All the kids wanted to chip in and we bravely decided on Faith’s Fantastic Fondant Peppa Pig cake. It was our first foray into fondant and Peppa Pig was the “flavour” of the month.

Why did it take so long to be “initiated” into the fondant factory? The truth was none of the kids liked to eat the “too sweet” icing. Even then, the kids unanimously decided that we would not eat the fondant but use it anyway to indulge the likes of their baby sister.

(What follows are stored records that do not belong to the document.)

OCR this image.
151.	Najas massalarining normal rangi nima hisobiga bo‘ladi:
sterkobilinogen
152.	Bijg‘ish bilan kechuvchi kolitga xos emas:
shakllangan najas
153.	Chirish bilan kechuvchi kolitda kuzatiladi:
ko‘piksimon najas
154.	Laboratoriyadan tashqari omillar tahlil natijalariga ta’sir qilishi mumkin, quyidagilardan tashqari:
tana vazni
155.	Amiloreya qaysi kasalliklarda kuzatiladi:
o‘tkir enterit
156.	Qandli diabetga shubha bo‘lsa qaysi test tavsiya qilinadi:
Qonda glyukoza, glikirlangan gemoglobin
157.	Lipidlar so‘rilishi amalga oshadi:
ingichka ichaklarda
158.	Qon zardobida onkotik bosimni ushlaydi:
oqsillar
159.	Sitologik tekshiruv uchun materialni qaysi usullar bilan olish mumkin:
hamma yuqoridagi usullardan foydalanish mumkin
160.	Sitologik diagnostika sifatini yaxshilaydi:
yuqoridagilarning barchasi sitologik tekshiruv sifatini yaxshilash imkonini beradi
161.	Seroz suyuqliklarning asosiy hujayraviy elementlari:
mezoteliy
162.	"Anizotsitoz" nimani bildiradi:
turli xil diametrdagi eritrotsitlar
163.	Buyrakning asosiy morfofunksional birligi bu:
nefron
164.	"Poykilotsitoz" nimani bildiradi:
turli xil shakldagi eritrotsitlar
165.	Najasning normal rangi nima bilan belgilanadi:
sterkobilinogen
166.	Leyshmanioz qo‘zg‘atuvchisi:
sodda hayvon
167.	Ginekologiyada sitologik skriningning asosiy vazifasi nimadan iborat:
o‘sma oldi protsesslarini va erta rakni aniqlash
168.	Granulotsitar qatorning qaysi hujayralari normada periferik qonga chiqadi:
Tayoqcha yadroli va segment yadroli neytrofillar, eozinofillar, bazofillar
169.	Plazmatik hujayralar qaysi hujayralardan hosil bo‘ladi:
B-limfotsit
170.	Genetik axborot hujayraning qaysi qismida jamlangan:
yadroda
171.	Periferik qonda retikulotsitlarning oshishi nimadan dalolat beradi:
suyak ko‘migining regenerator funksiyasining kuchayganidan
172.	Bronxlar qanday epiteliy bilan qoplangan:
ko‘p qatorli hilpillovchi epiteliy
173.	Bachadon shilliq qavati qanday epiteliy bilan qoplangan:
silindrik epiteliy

We don’t do fancy birthday parties in our household unlike the common trend these days, but we believe in giving a collective effort, however simple or “unprofessional” as its the memories and process of doing things together that we value- we want to build family memories and gift ourselves with them in the years to come!

Fun with Fondant

Assembling our family cakes with the gifts of our time and efforts

It is also fitting to give the kids some time and space to practice giving gifts of time and service while mummy practices on being hands off and allowing room for creativity and imagination to bloom. Thus, the children went on their way with a simple cake mix, and conceptualised the scene and setting of how the figurines would be placed. They also tried their hand at making “oddballs” of the colourful balls presented before them: experimented on how to mix colours, how to mould shapes and things to look realistic and how to support Peppa’s big head and prevent it from rolling off! Of course, we are thankful for YouTube!

Fun with Fondant

Do you spot a picnic basket and an apple?

Fun with Fondant

A radio and a big beach ball?

The little one also relished dipping her hands into the fondant bowl- I would like to think it was a nice change from playdough! It was also hilarious and heartwarming at the same time seeing the little gifts the kids made, lest their fondant fantasies were “foiled”, there were momentos to fall back on. Handrawn cards, our improvised chopstick banner with coloured twine, Lego Peppa and Paperdoll Peppa!

Fun with Fondant

Can’t go wrong with a Lego Peppa and Paperdoll Peppa. The little one is getting dolled up by eldest sister

Fun with Fondant

Oops, the cake is split, but the bday girl ain’t bothered so we aren’t too!!